Researchers say the Australian magpie dunks its food in water before eating it, which researchers think is done to reduce the bitter taste of some insects. Photo by Eleanor Drinkwater
Sept. 7 (UPI) -- If you give an Australian magpie a donut and a cup of coffee, he or she will be likely to dunk it. The magpie is a dunker.
New researchers suggest magpie offspring learn to dunk their food in water before eating by copying their parents.
Food-dunking isn't unusual. The behavior has been observed in 25 bird species -- the Australian magpie is only the latest to be seen dunking before eating.
Researchers haven't been able to figure out exactly why some species deploy the technique and others don't. Some have suggested birds dunk toxic insects in water to minimize their bitter taste.
Biologists from the University of York tested their hypothesis in the wild.

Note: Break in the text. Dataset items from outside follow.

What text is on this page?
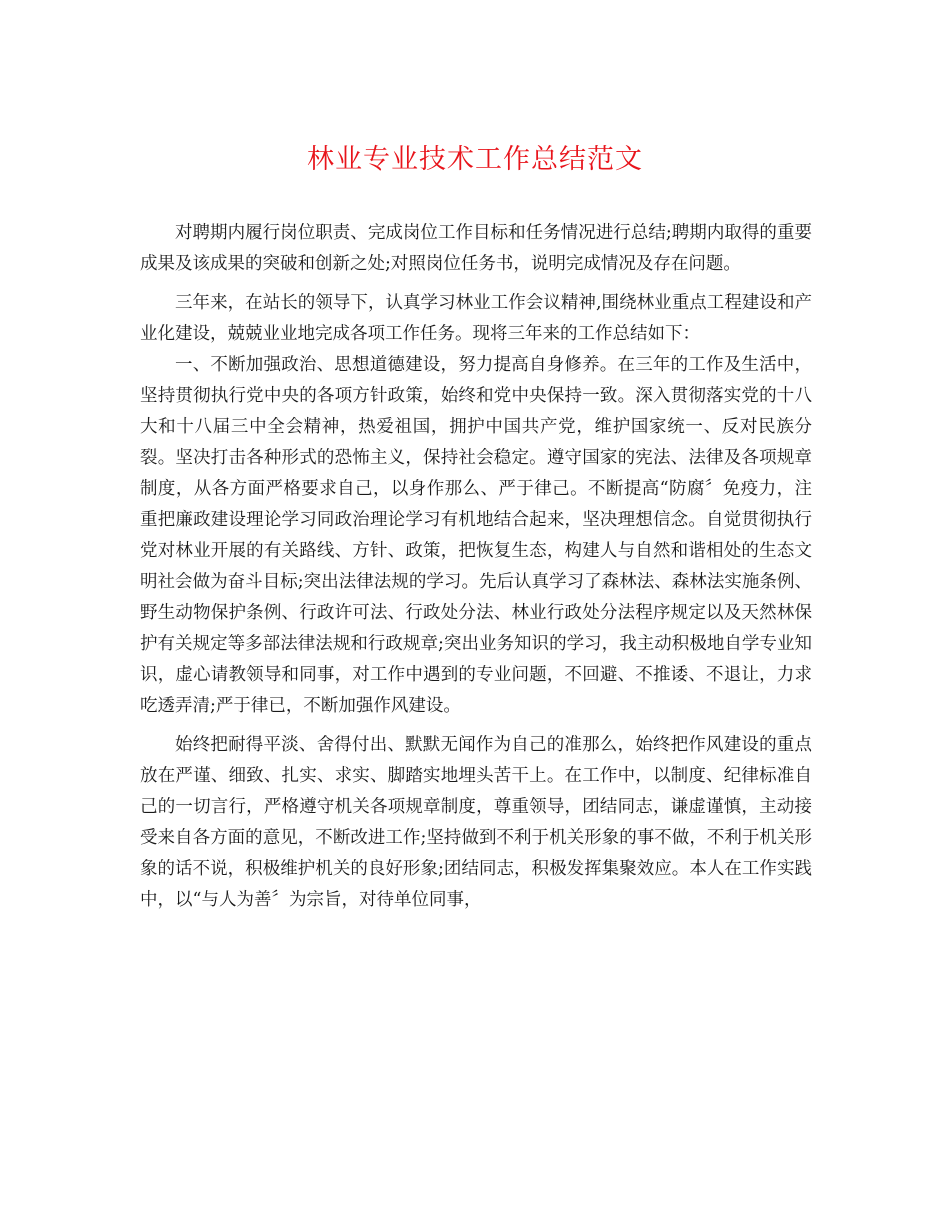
林业专业技术工作总结范文

对聘期内履行岗位职责、完成岗位工作目标和任务情况进行总结;聘期内取得的重要成果及该成果的突破和创新之处;对照岗位任务书，说明完成情况及存在问题。

三年来，在站长的领导下，认真学习林业工作会议精神,围绕林业重点工程建设和产业化建设，兢兢业业地完成各项工作任务。现将三年来的工作总结如下：

一、不断加强政治、思想道德建设，努力提高自身修养。在三年的工作及生活中，坚持贯彻执行党中央的各项方针政策，始终和党中央保持一致。深入贯彻落实党的十八大和十八届三中全会精神，热爱祖国，拥护中国共产党，维护国家统一、反对民族分裂。坚决打击各种形式的恐怖主义，保持社会稳定。遵守国家的宪法、法律及各项规章制度，从各方面严格要求自己，以身作那么、严于律己。不断提高“防腐〞免疫力，注重把廉政建设理论学习同政治理论学习有机地结合起来，坚决理想信念。自觉贯彻执行党对林业开展的有关路线、方针、政策，把恢复生态，构建人与自然和谐相处的生态文明社会做为奋斗目标;突出法律法规的学习。先后认真学习了森林法、森林法实施条例、野生动物保护条例、行政许可法、行政处分法、林业行政处分法程序规定以及天然林保护有关规定等多部法律法规和行政规章;突出业务知识的学习，我主动积极地自学专业知识，虚心请教领导和同事，对工作中遇到的专业问题，不回避、不推诿、不退让，力求吃透弄清;严于律已，不断加强作风建设。

始终把耐得平淡、舍得付出、默默无闻作为自己的准那么，始终把作风建设的重点放在严谨、细致、扎实、求实、脚踏实地埋头苦干上。在工作中，以制度、纪律标准自己的一切言行，严格遵守机关各项规章制度，尊重领导，团结同志，谦虚谨慎，主动接受来自各方面的意见，不断改进工作;坚持做到不利于机关形象的事不做，不利于机关形象的话不说，积极维护机关的良好形象;团结同志，积极发挥集聚效应。本人在工作实践中，以“与人为善〞为宗旨，对待单位同事，
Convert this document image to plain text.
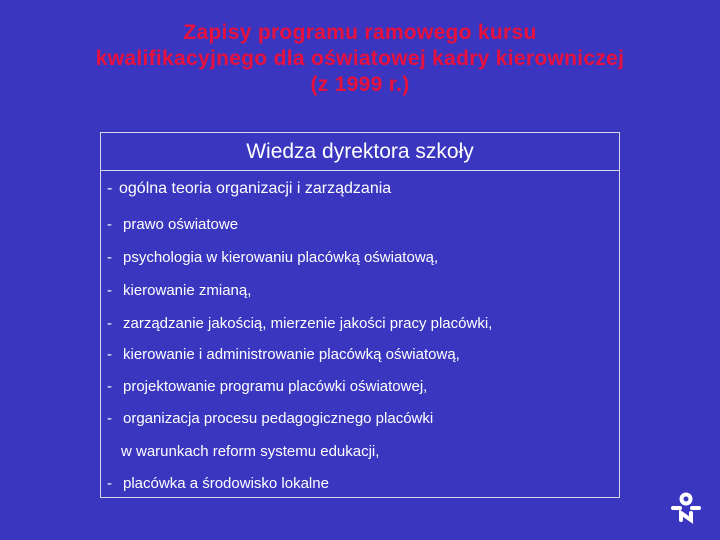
Zapisy programu ramowego kursu
kwalifikacyjnego dla oświatowej kadry kierowniczej
(z 1999 r.)
Wiedza dyrektora szkoły
- ogólna teoria organizacji i zarządzania
- prawo oświatowe
- psychologia w kierowaniu placówką oświatową,
- kierowanie zmianą,
- zarządzanie jakością, mierzenie jakości pracy placówki,
- kierowanie i administrowanie placówką oświatową,
- projektowanie programu placówki oświatowej,
- organizacja procesu pedagogicznego placówki
w warunkach reform systemu edukacji,
- placówka a środowisko lokalne
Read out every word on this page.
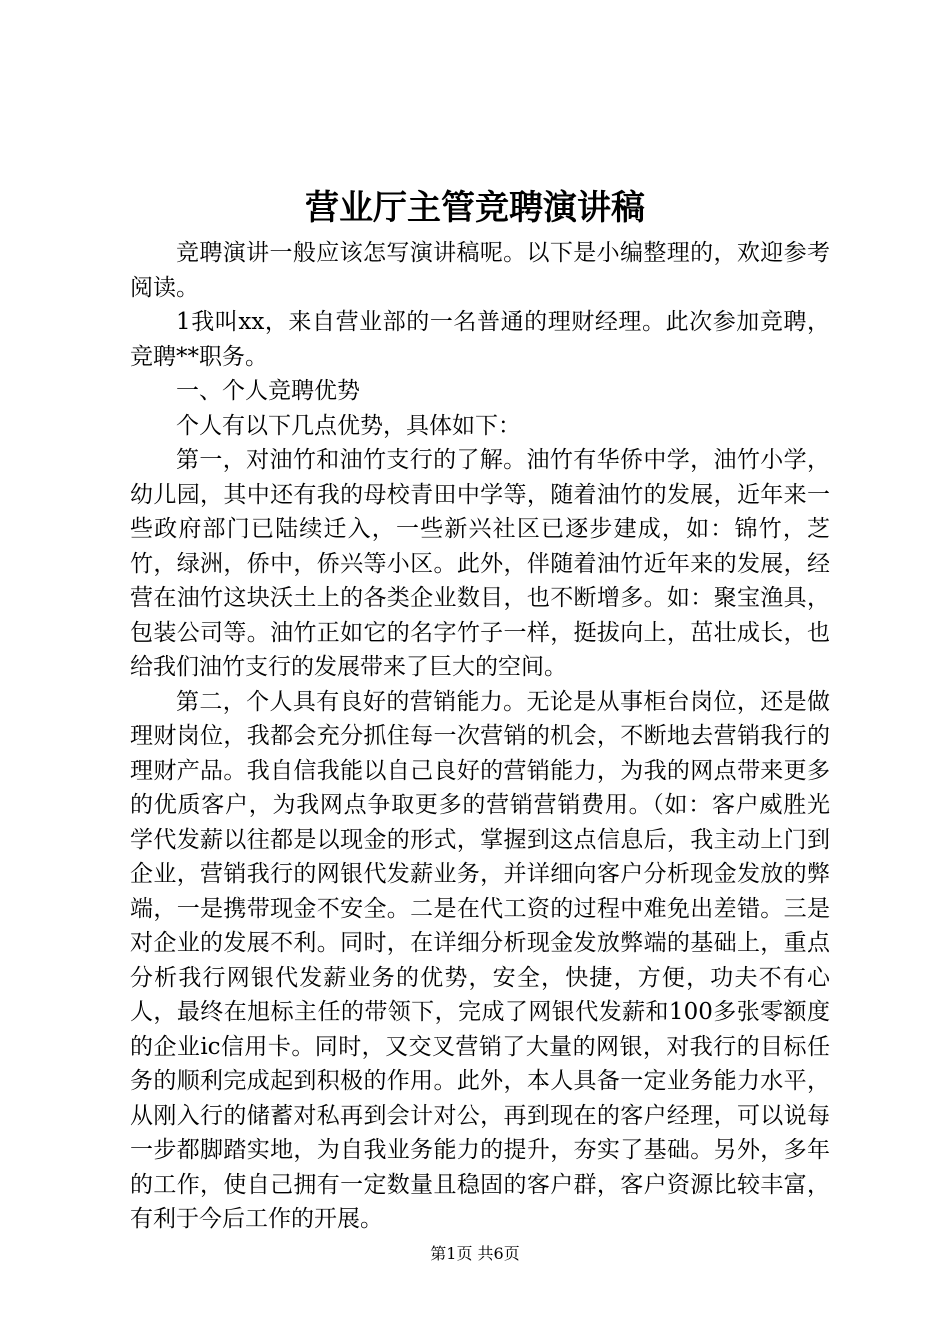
营业厅主管竞聘演讲稿

竞聘演讲一般应该怎写演讲稿呢。以下是小编整理的，欢迎参考阅读。

1我叫xx，来自营业部的一名普通的理财经理。此次参加竞聘，竞聘**职务。

一、个人竞聘优势

个人有以下几点优势，具体如下：

第一，对油竹和油竹支行的了解。油竹有华侨中学，油竹小学，幼儿园，其中还有我的母校青田中学等，随着油竹的发展，近年来一些政府部门已陆续迁入，一些新兴社区已逐步建成，如：锦竹，芝竹，绿洲，侨中，侨兴等小区。此外，伴随着油竹近年来的发展，经营在油竹这块沃土上的各类企业数目，也不断增多。如：聚宝渔具，包装公司等。油竹正如它的名字竹子一样，挺拔向上，茁壮成长，也给我们油竹支行的发展带来了巨大的空间。

第二，个人具有良好的营销能力。无论是从事柜台岗位，还是做理财岗位，我都会充分抓住每一次营销的机会，不断地去营销我行的理财产品。我自信我能以自己良好的营销能力，为我的网点带来更多的优质客户，为我网点争取更多的营销营销费用。（如：客户威胜光学代发薪以往都是以现金的形式，掌握到这点信息后，我主动上门到企业，营销我行的网银代发薪业务，并详细向客户分析现金发放的弊端，一是携带现金不安全。二是在代工资的过程中难免出差错。三是对企业的发展不利。同时，在详细分析现金发放弊端的基础上，重点分析我行网银代发薪业务的优势，安全，快捷，方便，功夫不有心人，最终在旭标主任的带领下，完成了网银代发薪和100多张零额度的企业ic信用卡。同时，又交叉营销了大量的网银，对我行的目标任务的顺利完成起到积极的作用。此外，本人具备一定业务能力水平，从刚入行的储蓄对私再到会计对公，再到现在的客户经理，可以说每一步都脚踏实地，为自我业务能力的提升，夯实了基础。另外，多年的工作，使自己拥有一定数量且稳固的客户群，客户资源比较丰富，有利于今后工作的开展。

第1页 共6页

"We presented the wild magpie with a local insect called mountain katydid, which is thought to be distasteful due to the toxins it emits," doctoral student Eleanor Drinkwater said in a news release. "The adult magpie first dragged and beat the insect on the ground before carrying it to a nearby puddle, dunking it and thrashing under water."
After eating the insect, the adult returned to the puddle for a second insect. After dunking, the magpie left the dunked katydid behind. A juvenile retrieved the insect and mimicked the dunking action.
"Although more research is needed to understand why the bird dunks its food before eating, our initial assumptions are that it responds to the 'nasty tasting' chemical defenses of the insect, by dunking it in water and making it more palatable," Drinkwater said.
The findings -- detailed this week in the journal Australian Field Ornithology -- also suggest birds learn dunking by mimicry.
"It was exciting to see that this process was copied by the juvenile bird, suggesting that this behavior could be socially learnt," Drinkwater said. "More research can now be done to determine how common this behaviour is from adult birds through to its offspring."